A simple a Javascript tokenizer for the Heluna programming language.
While the purpose of this package is to provide a tokenizer for the Heluna language, the grammer it uses is very simple and could easily be used to tokenize many other domain specific languages.
The following token types are recognized:
- Integer: An integer in the form of one or more digits such as "256" or "3"
- Float: A floating point number either as two sets of digits separated by a dot such as "3.141592" or "42.1", or as a floating point number followed by an exponent such as "54e-10" or "2.7e9"
- Symbol: Any reserved symbol in the Heluna language which is the following set "=.,-+*/%?&!|';<>(){}[]"
- String: Any set of characters enclosed in quotation marks such as "Hello World". Strings can contain escaped characters such as "Hello\n"World"" as well as inline new line characters.

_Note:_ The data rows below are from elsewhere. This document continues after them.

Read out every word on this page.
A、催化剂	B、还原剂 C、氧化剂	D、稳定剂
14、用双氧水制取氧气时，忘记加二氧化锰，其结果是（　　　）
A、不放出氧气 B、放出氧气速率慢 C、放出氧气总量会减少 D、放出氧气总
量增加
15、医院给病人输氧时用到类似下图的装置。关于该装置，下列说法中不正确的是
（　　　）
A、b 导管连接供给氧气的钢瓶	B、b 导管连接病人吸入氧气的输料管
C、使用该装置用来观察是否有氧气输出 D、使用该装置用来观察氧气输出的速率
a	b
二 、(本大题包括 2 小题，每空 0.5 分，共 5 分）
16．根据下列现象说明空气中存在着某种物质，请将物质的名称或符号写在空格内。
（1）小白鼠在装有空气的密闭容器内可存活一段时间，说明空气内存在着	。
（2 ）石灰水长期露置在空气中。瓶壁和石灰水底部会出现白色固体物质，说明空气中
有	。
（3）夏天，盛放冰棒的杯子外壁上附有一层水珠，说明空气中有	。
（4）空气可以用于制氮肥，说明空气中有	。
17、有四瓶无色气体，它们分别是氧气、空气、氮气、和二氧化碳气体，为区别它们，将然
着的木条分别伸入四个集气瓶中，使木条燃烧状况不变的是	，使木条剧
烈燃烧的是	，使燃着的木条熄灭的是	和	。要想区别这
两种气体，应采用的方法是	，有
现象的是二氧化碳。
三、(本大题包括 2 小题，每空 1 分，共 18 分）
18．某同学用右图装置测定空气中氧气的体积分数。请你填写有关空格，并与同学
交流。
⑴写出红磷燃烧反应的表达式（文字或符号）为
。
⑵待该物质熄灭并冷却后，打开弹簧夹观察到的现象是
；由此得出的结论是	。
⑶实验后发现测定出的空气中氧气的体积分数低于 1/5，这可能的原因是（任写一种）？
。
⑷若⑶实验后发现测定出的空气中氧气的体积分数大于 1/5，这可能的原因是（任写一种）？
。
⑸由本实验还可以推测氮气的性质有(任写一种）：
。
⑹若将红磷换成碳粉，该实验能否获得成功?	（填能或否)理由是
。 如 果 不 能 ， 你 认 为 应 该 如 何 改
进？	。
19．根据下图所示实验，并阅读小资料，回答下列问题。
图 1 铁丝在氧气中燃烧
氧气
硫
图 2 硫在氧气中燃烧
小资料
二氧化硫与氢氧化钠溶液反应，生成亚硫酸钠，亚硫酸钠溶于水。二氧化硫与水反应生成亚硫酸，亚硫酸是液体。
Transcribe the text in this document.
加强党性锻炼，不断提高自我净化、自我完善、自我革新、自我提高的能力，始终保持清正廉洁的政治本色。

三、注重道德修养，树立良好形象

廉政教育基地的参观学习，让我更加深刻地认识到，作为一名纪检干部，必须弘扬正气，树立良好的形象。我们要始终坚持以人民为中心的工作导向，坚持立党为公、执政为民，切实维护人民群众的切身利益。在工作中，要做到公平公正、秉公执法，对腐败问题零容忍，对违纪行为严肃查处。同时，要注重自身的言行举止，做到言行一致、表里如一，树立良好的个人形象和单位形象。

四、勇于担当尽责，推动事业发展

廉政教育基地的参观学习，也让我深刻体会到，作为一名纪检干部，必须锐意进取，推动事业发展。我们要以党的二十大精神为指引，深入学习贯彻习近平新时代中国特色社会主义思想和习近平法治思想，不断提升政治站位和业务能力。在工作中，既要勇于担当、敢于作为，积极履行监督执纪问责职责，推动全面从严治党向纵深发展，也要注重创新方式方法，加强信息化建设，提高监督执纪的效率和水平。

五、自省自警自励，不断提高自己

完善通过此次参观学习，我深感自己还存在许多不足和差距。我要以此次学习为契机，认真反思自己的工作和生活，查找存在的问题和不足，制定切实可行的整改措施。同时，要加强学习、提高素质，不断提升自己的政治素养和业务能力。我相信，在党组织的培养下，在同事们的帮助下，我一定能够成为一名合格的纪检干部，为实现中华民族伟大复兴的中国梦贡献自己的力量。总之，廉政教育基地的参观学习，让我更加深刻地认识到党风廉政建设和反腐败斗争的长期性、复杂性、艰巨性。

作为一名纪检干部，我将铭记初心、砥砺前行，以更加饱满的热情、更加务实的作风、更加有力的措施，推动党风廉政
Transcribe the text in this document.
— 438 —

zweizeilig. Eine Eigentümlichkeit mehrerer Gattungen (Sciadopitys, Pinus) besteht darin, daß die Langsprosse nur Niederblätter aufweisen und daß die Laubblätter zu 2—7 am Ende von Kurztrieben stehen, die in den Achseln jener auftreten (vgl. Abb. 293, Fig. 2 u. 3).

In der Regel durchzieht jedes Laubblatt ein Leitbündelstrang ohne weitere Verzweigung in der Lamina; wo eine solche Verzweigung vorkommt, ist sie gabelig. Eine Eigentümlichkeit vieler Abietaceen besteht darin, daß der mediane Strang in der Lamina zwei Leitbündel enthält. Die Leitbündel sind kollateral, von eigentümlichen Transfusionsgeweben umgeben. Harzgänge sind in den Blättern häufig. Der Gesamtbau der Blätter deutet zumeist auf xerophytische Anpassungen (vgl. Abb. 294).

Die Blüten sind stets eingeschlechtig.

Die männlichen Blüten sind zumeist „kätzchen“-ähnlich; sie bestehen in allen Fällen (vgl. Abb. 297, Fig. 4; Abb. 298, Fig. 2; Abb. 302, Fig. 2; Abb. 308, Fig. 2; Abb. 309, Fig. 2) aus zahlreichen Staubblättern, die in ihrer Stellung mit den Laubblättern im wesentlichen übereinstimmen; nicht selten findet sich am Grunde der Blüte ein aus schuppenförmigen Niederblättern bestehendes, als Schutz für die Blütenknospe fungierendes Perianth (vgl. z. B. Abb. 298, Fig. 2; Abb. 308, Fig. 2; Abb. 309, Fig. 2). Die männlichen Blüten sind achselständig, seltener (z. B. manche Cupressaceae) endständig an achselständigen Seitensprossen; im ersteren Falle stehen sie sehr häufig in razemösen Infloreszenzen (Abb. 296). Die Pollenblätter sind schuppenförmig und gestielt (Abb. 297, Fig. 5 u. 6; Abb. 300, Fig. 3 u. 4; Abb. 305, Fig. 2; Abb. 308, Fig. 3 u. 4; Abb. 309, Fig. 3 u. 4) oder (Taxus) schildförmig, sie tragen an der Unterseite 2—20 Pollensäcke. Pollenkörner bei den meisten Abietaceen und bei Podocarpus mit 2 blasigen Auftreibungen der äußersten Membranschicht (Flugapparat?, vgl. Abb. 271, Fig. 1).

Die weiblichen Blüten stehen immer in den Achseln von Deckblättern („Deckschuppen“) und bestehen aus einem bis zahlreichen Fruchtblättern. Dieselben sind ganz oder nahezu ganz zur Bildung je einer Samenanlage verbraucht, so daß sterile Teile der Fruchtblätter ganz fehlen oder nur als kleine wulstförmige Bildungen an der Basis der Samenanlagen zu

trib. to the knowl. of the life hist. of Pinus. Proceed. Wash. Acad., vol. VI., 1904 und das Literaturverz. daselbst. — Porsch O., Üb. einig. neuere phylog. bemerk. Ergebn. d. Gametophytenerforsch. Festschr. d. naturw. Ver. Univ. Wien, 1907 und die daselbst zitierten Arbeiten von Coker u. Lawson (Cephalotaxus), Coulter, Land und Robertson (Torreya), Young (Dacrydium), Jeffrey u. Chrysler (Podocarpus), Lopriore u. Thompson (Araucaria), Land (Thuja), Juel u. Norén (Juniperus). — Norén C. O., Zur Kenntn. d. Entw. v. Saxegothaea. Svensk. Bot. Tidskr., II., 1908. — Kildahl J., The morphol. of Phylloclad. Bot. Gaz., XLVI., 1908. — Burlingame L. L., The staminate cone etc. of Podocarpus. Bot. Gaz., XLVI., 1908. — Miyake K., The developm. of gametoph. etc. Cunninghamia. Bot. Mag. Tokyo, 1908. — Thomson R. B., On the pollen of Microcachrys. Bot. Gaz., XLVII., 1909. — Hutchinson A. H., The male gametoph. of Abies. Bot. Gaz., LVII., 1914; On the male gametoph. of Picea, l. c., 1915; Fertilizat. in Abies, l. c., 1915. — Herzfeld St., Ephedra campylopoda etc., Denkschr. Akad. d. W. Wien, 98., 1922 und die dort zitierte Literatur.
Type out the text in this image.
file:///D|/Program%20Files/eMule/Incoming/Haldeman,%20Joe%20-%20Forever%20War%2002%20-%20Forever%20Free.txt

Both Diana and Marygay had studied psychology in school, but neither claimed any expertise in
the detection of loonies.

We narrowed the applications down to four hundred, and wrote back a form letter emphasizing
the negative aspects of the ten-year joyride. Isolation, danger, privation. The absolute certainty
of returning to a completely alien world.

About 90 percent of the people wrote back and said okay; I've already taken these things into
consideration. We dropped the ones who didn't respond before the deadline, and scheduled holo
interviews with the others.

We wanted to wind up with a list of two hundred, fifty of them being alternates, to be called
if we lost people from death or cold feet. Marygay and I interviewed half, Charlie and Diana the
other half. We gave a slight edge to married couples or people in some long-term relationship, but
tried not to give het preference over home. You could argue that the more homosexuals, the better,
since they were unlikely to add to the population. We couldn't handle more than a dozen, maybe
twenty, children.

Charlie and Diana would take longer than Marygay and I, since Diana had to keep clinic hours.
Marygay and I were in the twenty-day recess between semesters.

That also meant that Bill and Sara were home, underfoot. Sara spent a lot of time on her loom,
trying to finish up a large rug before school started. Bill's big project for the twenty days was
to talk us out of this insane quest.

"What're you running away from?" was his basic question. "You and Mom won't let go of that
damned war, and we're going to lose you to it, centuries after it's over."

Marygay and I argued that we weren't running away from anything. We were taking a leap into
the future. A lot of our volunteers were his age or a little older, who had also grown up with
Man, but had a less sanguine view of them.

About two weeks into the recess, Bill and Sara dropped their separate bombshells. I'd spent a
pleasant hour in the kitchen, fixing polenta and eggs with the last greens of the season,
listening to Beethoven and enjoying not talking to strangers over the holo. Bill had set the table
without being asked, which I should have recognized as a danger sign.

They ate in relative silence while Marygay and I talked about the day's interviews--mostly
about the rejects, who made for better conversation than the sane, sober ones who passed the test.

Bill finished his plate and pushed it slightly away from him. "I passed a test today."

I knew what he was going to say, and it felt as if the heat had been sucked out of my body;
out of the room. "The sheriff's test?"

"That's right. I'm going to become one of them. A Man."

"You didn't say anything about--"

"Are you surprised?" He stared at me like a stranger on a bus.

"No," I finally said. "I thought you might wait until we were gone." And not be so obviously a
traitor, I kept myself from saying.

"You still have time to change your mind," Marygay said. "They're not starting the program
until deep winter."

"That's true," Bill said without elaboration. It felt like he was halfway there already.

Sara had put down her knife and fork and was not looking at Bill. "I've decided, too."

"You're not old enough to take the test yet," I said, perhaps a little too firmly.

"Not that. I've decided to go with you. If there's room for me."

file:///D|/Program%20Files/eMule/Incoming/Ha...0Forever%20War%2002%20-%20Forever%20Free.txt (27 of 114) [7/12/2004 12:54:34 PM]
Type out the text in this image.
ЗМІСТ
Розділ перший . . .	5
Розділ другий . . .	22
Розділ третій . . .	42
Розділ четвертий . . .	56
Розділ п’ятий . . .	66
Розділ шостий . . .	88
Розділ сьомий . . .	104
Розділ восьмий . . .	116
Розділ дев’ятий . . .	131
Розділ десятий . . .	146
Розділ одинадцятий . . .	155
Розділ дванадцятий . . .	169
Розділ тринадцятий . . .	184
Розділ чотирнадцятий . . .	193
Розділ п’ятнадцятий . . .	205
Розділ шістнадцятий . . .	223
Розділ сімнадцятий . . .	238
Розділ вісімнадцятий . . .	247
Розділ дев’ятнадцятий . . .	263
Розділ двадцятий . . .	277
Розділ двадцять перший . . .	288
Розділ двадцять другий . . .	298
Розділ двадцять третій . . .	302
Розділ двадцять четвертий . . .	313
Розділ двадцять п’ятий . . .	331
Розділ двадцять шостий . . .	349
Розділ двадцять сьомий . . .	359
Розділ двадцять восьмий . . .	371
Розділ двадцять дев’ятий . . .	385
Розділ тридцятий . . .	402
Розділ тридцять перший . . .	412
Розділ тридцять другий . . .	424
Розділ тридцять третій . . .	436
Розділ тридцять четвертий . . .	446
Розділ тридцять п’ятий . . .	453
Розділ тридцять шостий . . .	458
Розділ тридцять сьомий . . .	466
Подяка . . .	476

- Comment: Any set of characters from the character # to the end of the line
- Identifier: Any set of alphanumeric characters starting with a letter such as "foo" or "bar42"
- Reference: Any dollar sign followed by an identifier such as "$test" or "$foo9"
- Label: Any identifier followed by a colon, such as "test:" or "foo9:"
var list=tokenizeString('foo + 3.141592e9')
console.log(list.count())
var tkn=list.getToken(0)
console.log(tkn.data)
if(tkn.type===TokenType.IDENTIFIER){
console.log("Got an identifier")
}